"'That will do,' said she, for she was blind. 'Money must be plenty where you live. Come in.' By and by the Manitou came home.

"'What now?' said he.

"'Sir,' answered Trowel Ku, the Beaver, 'I am tired of summer and of building dams. Tell us where we can buy a little cold to take home for a change.' 'And I,' said the Fox, 'I find it always too hot.' 'For my part,' cried the Loon, Kanecri, 'You have given us only summer. Either give me fewer feathers or else a little cold. As for the trees they are all growling about having no rest at making leaves.'

"'Then,' said Manitou to the Owl, 'What do you want?' 'I'm comfortable,' said Hoota the Owl, and straightway went to sleep.

"'Well,' said Manitou, 'I will send you to the cold country and you can all of you take home a bag of cold to your friends.' Then he began to laugh, and taking a deer-skin bade them all jump inside.

"When they were all in he sewed them up and putting the skin outside of the hut bade it go.
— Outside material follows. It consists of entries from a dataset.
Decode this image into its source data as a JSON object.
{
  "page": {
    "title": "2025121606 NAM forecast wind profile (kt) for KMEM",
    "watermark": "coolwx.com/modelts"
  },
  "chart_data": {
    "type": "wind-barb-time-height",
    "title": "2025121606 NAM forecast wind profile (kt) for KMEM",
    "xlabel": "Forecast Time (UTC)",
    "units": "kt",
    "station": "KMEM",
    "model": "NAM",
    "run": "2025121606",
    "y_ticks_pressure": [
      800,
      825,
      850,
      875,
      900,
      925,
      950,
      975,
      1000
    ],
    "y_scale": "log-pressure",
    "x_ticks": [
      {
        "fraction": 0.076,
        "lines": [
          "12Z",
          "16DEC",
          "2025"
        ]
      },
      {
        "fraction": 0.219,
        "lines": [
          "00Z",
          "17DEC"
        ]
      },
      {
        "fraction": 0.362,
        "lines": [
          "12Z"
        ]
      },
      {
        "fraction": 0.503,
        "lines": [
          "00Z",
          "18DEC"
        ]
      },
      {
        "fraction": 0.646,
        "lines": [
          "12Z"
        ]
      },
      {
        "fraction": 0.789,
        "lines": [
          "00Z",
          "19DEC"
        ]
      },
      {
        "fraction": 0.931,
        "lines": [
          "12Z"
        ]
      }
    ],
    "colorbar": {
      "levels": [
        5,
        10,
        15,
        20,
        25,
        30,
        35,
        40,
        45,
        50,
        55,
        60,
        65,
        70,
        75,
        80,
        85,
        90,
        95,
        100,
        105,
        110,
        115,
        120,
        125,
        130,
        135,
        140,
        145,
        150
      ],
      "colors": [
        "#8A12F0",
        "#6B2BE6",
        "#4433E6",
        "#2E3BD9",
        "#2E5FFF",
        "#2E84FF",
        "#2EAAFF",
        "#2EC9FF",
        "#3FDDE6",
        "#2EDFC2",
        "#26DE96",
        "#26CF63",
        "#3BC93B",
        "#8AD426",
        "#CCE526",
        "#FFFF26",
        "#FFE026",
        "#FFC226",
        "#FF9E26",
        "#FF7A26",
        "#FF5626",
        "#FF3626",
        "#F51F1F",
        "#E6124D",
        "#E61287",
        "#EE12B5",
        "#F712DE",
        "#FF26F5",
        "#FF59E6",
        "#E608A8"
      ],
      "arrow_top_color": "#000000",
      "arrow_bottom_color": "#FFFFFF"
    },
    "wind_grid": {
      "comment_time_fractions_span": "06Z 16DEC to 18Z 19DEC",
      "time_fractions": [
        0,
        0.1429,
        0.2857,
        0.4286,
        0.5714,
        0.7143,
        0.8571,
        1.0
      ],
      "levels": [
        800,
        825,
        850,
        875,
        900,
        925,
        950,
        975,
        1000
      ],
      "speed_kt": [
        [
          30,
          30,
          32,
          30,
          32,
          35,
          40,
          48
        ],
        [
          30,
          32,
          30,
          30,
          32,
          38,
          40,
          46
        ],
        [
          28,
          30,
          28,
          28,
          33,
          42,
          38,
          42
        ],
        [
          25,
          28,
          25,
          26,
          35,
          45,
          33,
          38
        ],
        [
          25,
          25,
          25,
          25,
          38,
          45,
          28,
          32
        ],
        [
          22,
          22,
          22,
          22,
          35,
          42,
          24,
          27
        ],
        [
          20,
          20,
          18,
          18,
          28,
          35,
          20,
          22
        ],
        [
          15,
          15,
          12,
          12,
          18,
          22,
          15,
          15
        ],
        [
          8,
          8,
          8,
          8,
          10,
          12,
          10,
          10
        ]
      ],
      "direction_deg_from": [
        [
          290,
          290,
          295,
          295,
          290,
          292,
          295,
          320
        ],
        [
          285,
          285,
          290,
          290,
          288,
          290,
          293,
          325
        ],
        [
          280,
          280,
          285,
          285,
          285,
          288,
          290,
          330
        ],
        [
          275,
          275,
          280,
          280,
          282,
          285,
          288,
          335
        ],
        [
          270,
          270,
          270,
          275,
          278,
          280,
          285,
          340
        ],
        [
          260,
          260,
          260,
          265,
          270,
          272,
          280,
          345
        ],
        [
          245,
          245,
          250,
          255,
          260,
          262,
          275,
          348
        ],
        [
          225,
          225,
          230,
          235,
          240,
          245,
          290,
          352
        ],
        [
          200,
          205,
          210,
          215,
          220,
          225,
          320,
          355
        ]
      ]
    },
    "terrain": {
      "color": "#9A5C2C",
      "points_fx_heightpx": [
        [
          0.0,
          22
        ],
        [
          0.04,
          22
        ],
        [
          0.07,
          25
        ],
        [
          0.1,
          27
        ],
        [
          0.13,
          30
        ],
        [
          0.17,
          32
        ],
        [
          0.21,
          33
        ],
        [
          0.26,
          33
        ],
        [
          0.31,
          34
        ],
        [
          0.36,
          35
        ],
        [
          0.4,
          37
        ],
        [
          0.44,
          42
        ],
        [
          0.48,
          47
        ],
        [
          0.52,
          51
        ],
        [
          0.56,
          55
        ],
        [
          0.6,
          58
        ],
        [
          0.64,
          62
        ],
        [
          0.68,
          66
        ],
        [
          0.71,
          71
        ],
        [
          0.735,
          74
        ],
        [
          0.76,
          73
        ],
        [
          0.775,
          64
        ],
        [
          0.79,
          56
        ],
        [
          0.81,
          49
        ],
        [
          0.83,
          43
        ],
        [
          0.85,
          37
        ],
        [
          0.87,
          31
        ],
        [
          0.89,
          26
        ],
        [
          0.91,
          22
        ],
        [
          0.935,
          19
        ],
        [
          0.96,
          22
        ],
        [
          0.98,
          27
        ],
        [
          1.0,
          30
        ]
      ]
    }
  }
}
"At once it became alive and bounded off over the hills and through the streams until it came to a great frozen lake.

"Here the Beaver heard a noise, and presently an arrow went through the deer which fell on the ice. The next moment a knife ripped the deer open, and the Owl and the Beaver and Fox and Loon jumped out.

"Then they saw two tall men made of icicles who gave a cry when they saw them, dropped their knives, and skated away over the lake.